Принялись выбивать потолок. Вышибли потолочные доски – над ними та же смерзшаяся ледяная стена.
Ни единого звука не проникает извне. Собаки, почуяв недоброе, отползли в угол, и одна из них, Фелка, завыла.
Сколько часов пытались они прорубиться сквозь ту страшную стену?.. Искромсанный снег падал на пол и таял. Они стояли в воде и молились.
А потом разложили у дальней стены костерок – разжечь трубки и обогреться.
– Грешники мы,– сказал чабанам Михал,– не будет нам спасенья.
Не находя себе выхода, дым заполнял балаган. Пришлось костерок потушить и оставаться в полной темноте,– лишь искры тлеющего табака посверкивали в трубках.
Трубочный дым усиливал удушье.
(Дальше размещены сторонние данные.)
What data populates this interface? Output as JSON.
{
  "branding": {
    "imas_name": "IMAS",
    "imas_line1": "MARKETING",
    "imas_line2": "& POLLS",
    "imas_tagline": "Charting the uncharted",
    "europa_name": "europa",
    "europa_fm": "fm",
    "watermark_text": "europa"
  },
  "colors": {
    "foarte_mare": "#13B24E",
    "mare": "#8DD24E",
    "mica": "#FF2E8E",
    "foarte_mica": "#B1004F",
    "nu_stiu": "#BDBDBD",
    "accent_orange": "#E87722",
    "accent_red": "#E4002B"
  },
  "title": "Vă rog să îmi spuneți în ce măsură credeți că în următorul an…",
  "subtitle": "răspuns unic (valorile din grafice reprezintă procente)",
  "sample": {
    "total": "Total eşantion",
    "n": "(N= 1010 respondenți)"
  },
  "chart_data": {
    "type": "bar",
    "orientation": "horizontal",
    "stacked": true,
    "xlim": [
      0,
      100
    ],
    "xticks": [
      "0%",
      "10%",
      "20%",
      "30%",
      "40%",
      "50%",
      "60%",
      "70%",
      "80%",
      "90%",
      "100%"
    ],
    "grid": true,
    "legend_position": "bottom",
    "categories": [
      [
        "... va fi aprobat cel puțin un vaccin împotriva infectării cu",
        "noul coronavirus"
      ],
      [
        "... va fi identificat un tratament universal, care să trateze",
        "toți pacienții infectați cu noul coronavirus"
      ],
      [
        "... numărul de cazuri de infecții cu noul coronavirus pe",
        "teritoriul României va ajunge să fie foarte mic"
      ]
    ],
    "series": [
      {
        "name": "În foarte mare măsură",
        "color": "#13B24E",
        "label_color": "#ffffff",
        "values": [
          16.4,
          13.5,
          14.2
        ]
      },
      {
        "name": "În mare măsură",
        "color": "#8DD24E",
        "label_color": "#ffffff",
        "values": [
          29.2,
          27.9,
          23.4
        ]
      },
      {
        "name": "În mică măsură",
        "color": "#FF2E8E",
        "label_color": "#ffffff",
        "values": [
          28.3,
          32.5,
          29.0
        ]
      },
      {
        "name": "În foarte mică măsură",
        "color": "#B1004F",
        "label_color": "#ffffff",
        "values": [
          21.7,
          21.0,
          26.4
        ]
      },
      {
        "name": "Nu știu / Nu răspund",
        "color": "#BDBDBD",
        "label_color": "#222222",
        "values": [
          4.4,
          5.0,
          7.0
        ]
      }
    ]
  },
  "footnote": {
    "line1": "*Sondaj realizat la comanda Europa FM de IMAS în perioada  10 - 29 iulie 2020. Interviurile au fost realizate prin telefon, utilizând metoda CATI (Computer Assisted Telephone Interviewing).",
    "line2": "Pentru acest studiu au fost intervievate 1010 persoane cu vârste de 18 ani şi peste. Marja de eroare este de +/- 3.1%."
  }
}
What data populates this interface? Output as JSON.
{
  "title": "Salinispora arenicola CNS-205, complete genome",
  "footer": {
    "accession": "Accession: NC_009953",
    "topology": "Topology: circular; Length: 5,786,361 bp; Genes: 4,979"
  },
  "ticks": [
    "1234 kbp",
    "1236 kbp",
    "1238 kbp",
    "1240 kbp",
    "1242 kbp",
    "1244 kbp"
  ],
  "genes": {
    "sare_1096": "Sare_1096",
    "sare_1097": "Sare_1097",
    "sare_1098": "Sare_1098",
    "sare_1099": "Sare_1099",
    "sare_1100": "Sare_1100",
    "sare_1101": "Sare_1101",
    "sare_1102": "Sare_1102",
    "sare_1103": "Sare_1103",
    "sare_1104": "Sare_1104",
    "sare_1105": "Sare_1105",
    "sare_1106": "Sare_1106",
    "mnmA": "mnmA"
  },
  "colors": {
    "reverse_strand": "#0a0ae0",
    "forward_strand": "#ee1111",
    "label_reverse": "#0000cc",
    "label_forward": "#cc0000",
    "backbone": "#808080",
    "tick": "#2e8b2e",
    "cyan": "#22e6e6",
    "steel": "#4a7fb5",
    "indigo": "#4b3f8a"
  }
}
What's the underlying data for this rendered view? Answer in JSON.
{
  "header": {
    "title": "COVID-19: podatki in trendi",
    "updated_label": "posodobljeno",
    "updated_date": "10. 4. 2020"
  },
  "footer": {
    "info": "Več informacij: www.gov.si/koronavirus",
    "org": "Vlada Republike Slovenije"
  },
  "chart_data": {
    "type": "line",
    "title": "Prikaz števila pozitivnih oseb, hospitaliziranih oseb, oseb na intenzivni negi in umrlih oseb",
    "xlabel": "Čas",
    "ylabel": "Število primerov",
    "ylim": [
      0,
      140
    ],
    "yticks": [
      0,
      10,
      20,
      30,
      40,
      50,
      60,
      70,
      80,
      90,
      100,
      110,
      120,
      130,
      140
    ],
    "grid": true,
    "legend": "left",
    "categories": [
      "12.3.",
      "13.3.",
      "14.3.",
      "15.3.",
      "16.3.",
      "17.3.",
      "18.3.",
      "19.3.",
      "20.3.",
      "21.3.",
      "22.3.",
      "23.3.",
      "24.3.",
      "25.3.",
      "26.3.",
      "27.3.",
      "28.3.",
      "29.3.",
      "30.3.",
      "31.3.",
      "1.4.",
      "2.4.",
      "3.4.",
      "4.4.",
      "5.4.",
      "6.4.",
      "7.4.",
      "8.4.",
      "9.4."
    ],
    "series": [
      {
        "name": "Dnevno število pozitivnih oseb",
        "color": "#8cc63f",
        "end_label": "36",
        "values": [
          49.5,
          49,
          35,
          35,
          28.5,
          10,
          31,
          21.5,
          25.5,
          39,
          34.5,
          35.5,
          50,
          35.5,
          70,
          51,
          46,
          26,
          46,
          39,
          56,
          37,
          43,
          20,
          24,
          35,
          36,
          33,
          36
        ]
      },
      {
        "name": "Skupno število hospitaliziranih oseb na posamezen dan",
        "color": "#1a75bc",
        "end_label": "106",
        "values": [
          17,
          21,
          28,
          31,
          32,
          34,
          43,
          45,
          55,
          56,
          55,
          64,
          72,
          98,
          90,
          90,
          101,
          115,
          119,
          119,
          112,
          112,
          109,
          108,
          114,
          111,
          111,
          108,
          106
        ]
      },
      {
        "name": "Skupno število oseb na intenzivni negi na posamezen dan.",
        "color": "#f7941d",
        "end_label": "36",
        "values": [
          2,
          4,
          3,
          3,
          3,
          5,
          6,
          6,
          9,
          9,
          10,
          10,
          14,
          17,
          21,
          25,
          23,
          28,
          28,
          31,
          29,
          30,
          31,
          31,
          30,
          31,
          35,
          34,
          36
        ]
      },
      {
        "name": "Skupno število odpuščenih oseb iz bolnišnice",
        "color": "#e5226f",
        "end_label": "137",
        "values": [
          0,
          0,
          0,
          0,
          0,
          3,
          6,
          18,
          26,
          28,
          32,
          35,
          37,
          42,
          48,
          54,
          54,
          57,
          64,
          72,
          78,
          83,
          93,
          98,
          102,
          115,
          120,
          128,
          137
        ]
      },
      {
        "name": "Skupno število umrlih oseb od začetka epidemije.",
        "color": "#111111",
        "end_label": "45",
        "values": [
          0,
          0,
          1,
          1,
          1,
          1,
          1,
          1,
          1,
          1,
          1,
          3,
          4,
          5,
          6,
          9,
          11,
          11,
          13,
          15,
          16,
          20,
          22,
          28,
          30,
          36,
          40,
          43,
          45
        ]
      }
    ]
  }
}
Перестали курить и еще раз набросились на ледовую стену.
Мачей в отчаянии впился зубами в снеговую корку,– она была так холодна, что его начала бить дрожь.
Когда поняли бесполезность своих усилий, легли на кожухи, пропитанные влагой, и стали говорить.
– Из Подлехниц пойдут нас искать,– полагал Йозко,– нас найдут.
– Мертвых,– попридержал разбег его фантазии Дядя Михал, все еще невозмутимый, словно бы сидел в подлехницкой корчме.– Искать пойдут. Только пока через снега к нам доберутся, мы будем давно покойники. Сыра хватит дня на три, потом убьем собак, а когда съедим их – конец... Волки вот, правда, нас уже не разорвут.
– Овцы наверняка уже померзли,– вставил стесненным голосом Мачей.
– Еще бы, не померзнуть,– сказал Михал.
– Плакать будут, когда нас найдут,– заговорил Йозко,– повезут в мешках вниз, на погост...
На погост! Как будто здесь и без того не было как в могиле... А снег над потолком все падал, и слой его рос в вышину с поразительной быстротой.
* * *
На седьмой день заточения под снегом, в кромешной тьме, начался бой за жизнь между людьми и собаками.
Первой должна была погибнуть Фелка – ее узнали по тому, как она скулила,– она сопротивлялась, и на помощь ей пришел второй пес. В тесном пространстве две собаки схватились с тремя людьми.
Дядя Михал откусил у еще живой Фелки ухо и, плача, принялся жевать.
Йозко пытался стиснуть Фелке горло, но та кусала его и царапала, а Мачей в это время, как одержимый, хлестал кушаком вторую овчарку, которая еще на той неделе лизала ему руку и радостным лаем встречала его появление.